If no unsafe bits are set, the fork is safe, in the sense that the protocol state may be proved with blockchain SNARKs in effect at the pause point.
If an unsafe bit is set, some component of the protocol state has changed, so the protocol state cannot be proved. For example, the protocol state contains a blockchain state, which includes a hash of a SNARKed ledger and a hash of a staged ledger. If the structure of accounts changes, that will affect both ledger hashes. Therefore, the protocol state might have unsafe bits specifically for ledger hashes.

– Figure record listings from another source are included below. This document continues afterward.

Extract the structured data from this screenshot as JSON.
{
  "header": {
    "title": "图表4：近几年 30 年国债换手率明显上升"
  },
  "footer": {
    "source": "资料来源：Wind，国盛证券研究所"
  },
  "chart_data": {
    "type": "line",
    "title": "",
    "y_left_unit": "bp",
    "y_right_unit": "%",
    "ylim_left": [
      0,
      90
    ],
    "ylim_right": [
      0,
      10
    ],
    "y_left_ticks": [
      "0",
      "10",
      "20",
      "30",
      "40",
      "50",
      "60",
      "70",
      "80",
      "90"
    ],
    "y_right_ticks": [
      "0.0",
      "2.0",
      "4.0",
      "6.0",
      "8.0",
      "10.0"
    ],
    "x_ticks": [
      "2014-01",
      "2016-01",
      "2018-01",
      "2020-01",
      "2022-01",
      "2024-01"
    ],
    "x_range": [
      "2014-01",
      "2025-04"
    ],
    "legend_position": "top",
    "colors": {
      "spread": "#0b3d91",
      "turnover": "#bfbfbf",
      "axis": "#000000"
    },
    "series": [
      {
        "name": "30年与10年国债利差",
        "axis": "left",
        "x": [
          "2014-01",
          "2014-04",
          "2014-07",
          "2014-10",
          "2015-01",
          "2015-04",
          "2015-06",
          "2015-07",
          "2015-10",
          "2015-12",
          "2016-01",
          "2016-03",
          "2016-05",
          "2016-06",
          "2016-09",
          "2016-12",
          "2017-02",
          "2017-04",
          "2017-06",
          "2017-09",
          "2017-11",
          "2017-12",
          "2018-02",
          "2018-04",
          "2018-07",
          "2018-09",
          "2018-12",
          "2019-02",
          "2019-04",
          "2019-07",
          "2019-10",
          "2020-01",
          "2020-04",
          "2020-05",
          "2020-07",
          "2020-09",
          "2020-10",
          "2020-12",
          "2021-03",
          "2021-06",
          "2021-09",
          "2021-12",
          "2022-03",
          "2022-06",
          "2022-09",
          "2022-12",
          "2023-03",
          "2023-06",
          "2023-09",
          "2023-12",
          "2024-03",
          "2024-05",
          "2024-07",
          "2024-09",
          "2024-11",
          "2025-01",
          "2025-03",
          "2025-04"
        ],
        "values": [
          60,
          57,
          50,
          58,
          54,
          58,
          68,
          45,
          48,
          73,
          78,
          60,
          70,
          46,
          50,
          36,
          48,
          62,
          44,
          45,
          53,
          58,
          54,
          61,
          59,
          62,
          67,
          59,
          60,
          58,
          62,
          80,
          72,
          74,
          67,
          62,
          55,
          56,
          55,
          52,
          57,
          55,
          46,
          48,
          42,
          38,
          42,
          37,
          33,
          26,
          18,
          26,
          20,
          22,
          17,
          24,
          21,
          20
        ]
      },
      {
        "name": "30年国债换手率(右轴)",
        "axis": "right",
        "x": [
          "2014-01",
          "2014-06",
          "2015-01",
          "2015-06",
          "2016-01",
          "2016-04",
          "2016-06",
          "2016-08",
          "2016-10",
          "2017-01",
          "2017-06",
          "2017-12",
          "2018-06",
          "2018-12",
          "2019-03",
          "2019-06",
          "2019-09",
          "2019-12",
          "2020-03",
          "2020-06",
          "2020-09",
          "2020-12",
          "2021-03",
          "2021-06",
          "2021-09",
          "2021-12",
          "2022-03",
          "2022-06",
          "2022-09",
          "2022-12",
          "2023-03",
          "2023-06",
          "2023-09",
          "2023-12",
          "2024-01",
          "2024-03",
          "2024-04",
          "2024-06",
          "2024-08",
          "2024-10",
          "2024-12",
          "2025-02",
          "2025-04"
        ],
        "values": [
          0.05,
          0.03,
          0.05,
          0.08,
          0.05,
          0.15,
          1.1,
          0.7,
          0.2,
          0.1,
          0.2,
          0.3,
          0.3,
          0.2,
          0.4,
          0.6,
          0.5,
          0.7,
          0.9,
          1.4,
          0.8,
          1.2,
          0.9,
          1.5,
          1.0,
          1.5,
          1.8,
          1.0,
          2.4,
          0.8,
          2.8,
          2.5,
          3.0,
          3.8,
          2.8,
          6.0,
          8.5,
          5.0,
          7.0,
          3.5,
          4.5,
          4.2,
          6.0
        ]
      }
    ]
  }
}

Unsafety bits indicate unsafety relative to the previous block on the chain. Blocks produced after a block with some unsafety bits set will not have any unsafety bits set, at least, not until the next hard fork.
Drawbacks
There's no compelling reason not to do this. We need to be prepared to perform a hard fork if the main net fails.
Rationale and alternatives
Unlike most RFCs, this RFC provides design alternatives, rather than proposing a particular design.
Prior art
Echo Nolan created a branch, rfc/hard-forks, that was not merged into the code
base. There is a section in the RFC there, "Technical considerations", that
mentions issues related to the blockchain.
The core technical idea for the blockchain in that RFC was to add era ids in
blocks corresponding to slot ranges. An era id denotes some set of features, and
the type system verifies feature flags for code using such features. The
blockchain SNARK verifies the era id in blocks.
The alternatives presented here don't mention feature flags, but do raise the possibility of pre- and post-fork code.
Unresolved questions
See the issues for the alternatives presented in this RFC. Undoubtedly, new issues will become apparent through implementation and testing of any of the alternatives.